My fellow colleagues in the donor community and I are aiming to make this easier.

As you will read more about in this issue of CLUED-iN, several donor organizations launched the Million Lives Club to identify the organizations that provide value to a million customers or more, living on less than $5 per day, and those that are on their way to a million customers in the next 18 months.

We intend to end up with an “S&P 500” of innovative, customer-driven solutions that can serve as the barometer of impact we are achieving as a global community. For us, instead of the S&P 500 or “Standards and Poor’s 500 list of companies” we are looking for an “S4P” or “Standards for the Poor” meaning a list of organizations that are improving the living standards and potential for the poor at massive scale, and delivering value while they do it.

No one asks for evidence if a Coke is drinkable or a Tesla is drivable. Why? Because people provide that evidence of their value by purchasing them. Let’s structure our impact measurement frameworks to include this same, most critical evidence—do people actually want the products and services that inclusive businesses are selling?

How well an innovation works doesn’t matter if people don’t use it. So, our evidence, monitoring, evaluation and impact assessments should look at impact as reflected by the customer’s decisions. Leaving out this factor in the evidence journey is to waste precious resources for nobody’s gain.

I remember being impressed by a cook stove that reduced smoke and other unhealthy carcinogens. I thought, finally, women would breathe better and no longer would their lungs be harmed by the daily task of meal preparation. Framed this way, the cook stove was a cleaner alternative, which pointed to a win. But months later, during program evaluation, those cleaner stoves were often found repurposed as foot stools. As it turned out, they made the food taste different, and for women who took pride in the meals they prepared, this made the stoves useless. In fact, the women who owned them openly discouraged friends and family from using them.
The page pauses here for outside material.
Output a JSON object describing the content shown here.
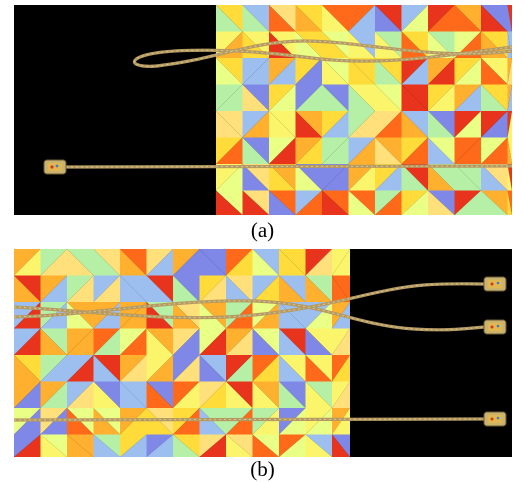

Can you imagine how much more effective we could have been if the original question we asked was, “What matters most to a woman when cooking? Is this a solution the woman would prefer to cook with?”

In fact, once the issue of flavor was raised, small tweaks were able to be made that made the cook stoves a success.

I hope that the coming year can seed a revolution of customer-centricity that will make our industry enthusiastic about finding and deploying as many creative ways as possible to solicit customer feedback, insight, and preference—and prioritize that information as key factors in the evidence of impact we seek.

Most of all, I hope to see a shift away from “heroes.” Instead, let’s celebrate the customer-centric, social, local, small and medium emerging businesses that are putting their customers first. Indeed, it is these businesses which are driving business models based on customer-defined value, and staying laser-focused on empowering a customer who is progressing on their journey to the ultimate impact we collectively seek—self-reliance.

Alexis Bonnell
Alexis Bonnell is the Division Chief of Applied Innovation and Acceleration in the U.S. Global Development Lab of USAID. Alexis has delivered humanitarian and development programming in over 25 countries, in almost every sector from education to stabilisation. Her more than 20 years of experience in management and communications has provided her incredible opportunities to work on/with: Wall Street, “Dot.coms”, Middle East Peace Plan, Afghan and Iraq Elections, global emergency response coordination and major logistics operations. Her focus is how to leverage science, technology, innovation, and partnership for greater impact. Alexis founded the Global Innovation Exchange, and has been lucky enough to see USAID invest in more than 1,000 social innovators and entrepreneurs, changing millions of lives around the world.